1. ## Exponential function if a<0

I am learning about exponential function from math book for high-school.

I have learned about $\displaystyle y = a^x$ if $\displaystyle a>0$ and $\displaystyle x \in R$. I have understand pretty much of it, but I didn't find any explanation if $\displaystyle a<0$ (why?).

I have tried to understand by myself properties of exponential function $\displaystyle y = a^x$ if $\displaystyle a<0$ and $\displaystyle x \in Z$.

This is what I think are properties:
1) for $\displaystyle a<0$ and $\displaystyle x =2k$ function is defined but there is no inverse function
2) for $\displaystyle a<0$ and $\displaystyle x =2k+1$ function is defined but there is inverse function

Can someone explain me a little bit about that?

2. Originally Posted by OReilly
I am learning about exponential function from math book for high-school.

I have learned about $\displaystyle y = a^x$ if $\displaystyle a>0$ and $\displaystyle x \in R$. I have understand pretty much of it, but I didn't find any explanation if $\displaystyle a<0$ (why?).
Hello,

I'll try to explain by an example:
Take $\displaystyle f(x)=y=(-2)^x$

a) f(1)=-2 and f(2)=4. That means between x=1 and x=2 the graph of the "function" has to cross the x-axis. But you'll never get the result 0 (zero), if the base isn't zero too.
b) $\displaystyle f \left( \frac{1}{2} \right)=(-2)^{\frac{1}{2}}=\sqrt{-2}$ which isn't a real number.

To avoid all these difficulties exponential functions are only defined for positive bases except 1.

Greetings

EB

3. Originally Posted by earboth
Hello,

I'll try to explain by an example:
Take $\displaystyle f(x)=y=(-2)^x$

a) f(1)=-2 and f(2)=4. That means between x=1 and x=2 the graph of the "function" has to cross the x-axis.
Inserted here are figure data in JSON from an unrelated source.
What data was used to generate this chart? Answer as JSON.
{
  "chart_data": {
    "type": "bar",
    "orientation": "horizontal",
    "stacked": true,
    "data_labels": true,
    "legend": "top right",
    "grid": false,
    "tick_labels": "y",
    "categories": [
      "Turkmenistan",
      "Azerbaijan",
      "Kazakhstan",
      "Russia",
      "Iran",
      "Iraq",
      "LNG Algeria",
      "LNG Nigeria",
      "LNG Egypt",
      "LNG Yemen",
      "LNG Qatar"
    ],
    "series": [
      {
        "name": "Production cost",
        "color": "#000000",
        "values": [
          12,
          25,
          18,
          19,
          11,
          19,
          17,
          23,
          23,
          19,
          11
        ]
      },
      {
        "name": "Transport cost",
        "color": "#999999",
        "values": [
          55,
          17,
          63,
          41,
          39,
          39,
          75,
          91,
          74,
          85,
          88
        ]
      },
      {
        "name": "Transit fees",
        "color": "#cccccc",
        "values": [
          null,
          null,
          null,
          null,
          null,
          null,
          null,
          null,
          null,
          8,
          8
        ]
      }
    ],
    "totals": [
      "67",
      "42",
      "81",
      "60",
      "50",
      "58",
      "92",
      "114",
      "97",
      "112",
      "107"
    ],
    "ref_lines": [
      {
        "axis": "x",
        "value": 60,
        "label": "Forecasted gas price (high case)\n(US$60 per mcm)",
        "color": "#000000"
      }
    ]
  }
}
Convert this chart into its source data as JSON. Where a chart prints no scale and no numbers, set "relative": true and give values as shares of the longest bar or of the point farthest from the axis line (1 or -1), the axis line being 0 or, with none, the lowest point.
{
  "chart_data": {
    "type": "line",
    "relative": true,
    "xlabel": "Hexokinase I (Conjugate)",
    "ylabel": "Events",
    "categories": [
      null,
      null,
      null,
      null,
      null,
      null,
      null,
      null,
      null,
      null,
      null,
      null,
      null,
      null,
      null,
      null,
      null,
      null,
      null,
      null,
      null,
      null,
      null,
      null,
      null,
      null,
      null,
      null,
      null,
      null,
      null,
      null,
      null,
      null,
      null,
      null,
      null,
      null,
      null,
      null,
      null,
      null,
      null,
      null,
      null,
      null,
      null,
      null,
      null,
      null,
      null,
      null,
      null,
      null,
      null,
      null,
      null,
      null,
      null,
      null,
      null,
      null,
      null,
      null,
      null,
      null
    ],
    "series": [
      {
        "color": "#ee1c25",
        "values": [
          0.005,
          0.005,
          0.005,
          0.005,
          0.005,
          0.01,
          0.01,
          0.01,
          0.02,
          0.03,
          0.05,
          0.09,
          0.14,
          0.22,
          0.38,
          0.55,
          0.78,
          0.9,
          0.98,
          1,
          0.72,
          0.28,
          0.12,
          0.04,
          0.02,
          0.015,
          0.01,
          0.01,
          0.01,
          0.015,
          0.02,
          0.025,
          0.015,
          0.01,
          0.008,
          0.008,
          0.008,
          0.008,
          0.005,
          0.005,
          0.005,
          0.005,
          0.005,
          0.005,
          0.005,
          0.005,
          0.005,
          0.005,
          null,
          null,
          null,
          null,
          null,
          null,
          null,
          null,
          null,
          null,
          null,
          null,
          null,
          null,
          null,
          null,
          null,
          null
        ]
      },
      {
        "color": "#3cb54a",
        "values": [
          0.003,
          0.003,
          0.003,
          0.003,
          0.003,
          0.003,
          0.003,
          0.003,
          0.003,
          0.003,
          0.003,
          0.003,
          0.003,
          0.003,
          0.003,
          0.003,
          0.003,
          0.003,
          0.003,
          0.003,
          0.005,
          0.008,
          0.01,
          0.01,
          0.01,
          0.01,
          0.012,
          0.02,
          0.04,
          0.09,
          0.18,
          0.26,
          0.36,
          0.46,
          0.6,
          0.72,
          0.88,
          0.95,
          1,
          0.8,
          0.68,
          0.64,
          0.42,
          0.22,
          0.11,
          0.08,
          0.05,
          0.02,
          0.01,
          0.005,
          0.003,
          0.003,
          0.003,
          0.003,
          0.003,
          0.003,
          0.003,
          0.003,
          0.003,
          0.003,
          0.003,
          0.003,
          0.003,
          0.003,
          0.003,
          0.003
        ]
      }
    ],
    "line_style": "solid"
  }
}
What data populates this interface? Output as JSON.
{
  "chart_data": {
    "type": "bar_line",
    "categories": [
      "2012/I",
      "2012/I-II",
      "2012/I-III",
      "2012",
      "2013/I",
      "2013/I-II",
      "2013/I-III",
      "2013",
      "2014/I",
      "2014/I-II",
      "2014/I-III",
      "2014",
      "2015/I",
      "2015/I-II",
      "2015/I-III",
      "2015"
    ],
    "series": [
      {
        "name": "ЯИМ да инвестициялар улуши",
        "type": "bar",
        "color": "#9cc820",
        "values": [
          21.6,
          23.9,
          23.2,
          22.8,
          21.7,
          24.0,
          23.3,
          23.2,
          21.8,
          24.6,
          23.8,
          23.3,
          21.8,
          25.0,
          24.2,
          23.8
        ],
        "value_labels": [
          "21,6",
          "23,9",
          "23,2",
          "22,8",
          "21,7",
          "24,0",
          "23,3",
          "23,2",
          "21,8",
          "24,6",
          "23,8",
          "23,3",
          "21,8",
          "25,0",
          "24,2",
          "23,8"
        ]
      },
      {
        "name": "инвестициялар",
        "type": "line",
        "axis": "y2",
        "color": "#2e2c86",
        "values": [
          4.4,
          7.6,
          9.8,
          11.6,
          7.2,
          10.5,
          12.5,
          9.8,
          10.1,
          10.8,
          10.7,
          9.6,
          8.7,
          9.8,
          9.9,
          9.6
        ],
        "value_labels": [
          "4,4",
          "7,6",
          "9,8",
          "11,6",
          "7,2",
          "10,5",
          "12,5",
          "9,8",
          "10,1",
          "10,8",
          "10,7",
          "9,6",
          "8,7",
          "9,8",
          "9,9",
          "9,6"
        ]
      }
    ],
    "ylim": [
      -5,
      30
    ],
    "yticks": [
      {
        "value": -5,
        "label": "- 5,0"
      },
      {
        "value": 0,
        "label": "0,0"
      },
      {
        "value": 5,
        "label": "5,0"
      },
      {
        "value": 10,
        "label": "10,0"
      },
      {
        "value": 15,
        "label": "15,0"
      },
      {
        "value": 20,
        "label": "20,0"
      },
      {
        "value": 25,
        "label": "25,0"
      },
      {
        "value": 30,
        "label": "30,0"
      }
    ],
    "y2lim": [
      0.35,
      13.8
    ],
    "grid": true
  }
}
But you'll never get the result 0 (zero), if the base isn't zero too.
b) $\displaystyle f \left( \frac{1}{2} \right)=(-2)^{\frac{1}{2}}=\sqrt{-2}$ which isn't a real number.

To avoid all these difficulties exponential functions are only defined for positive bases except 1.

Greetings

EB
Yes, I understand now.
Thanks!

Just out of curiosity, how do you define $\displaystyle 0^0$?

4. Originally Posted by OReilly
Just out of curiosity, how do you define $\displaystyle 0^0$?
It is generally left undefined. When one defines it though, mostly for the purpose of simplyfing sum- and product notation and power series, it is usually defined as 1. The reason why this is more logical than choosing it to be 0 is because of the real limit of x^x for x going to zero is 1, you may also want to check the graph of the function y = x^x for x tending to 0.

5. Here let me demonstrate the graph $\displaystyle y=x^x$ for $\displaystyle x>0$
As you can see it is "reasonable" to say that at $\displaystyle x=0$ we have $\displaystyle y=0^0=1$ eventhough it is undefined there.

6. To define logarithms of negative real numbers you have to go into the complex numbers. The fundamental formula is $\displaystyle e^{2\pi i} = 1$ which means that logarithms are really only defined up to the addition of a possible multiple of $\displaystyle 2 \pi i$. For positive reals, it makes sense to define "the" logarithm as a real number. For negative reals, we can say, for example, $\displaystyle \log (-x) = \log x + \pi i$ where the logarithm for the positive number x is the usual real value (this definition of log incorporates the famous formula $\displaystyle e^{\pi i} = -1$). But you could equally define it to be $\displaystyle \log x - \pi i$ or indeed $\displaystyle \log x + 1001\pi i$ if you wanted. You're always going to run up against the problem that now the formula $\displaystyle \log xy = \log x + \log y$ is only valid up to adding a possible correction of $\displaystyle 2\pi i$ or a multiple thereof (consider any sensible way of defining $\displaystyle \log (-1)^2$).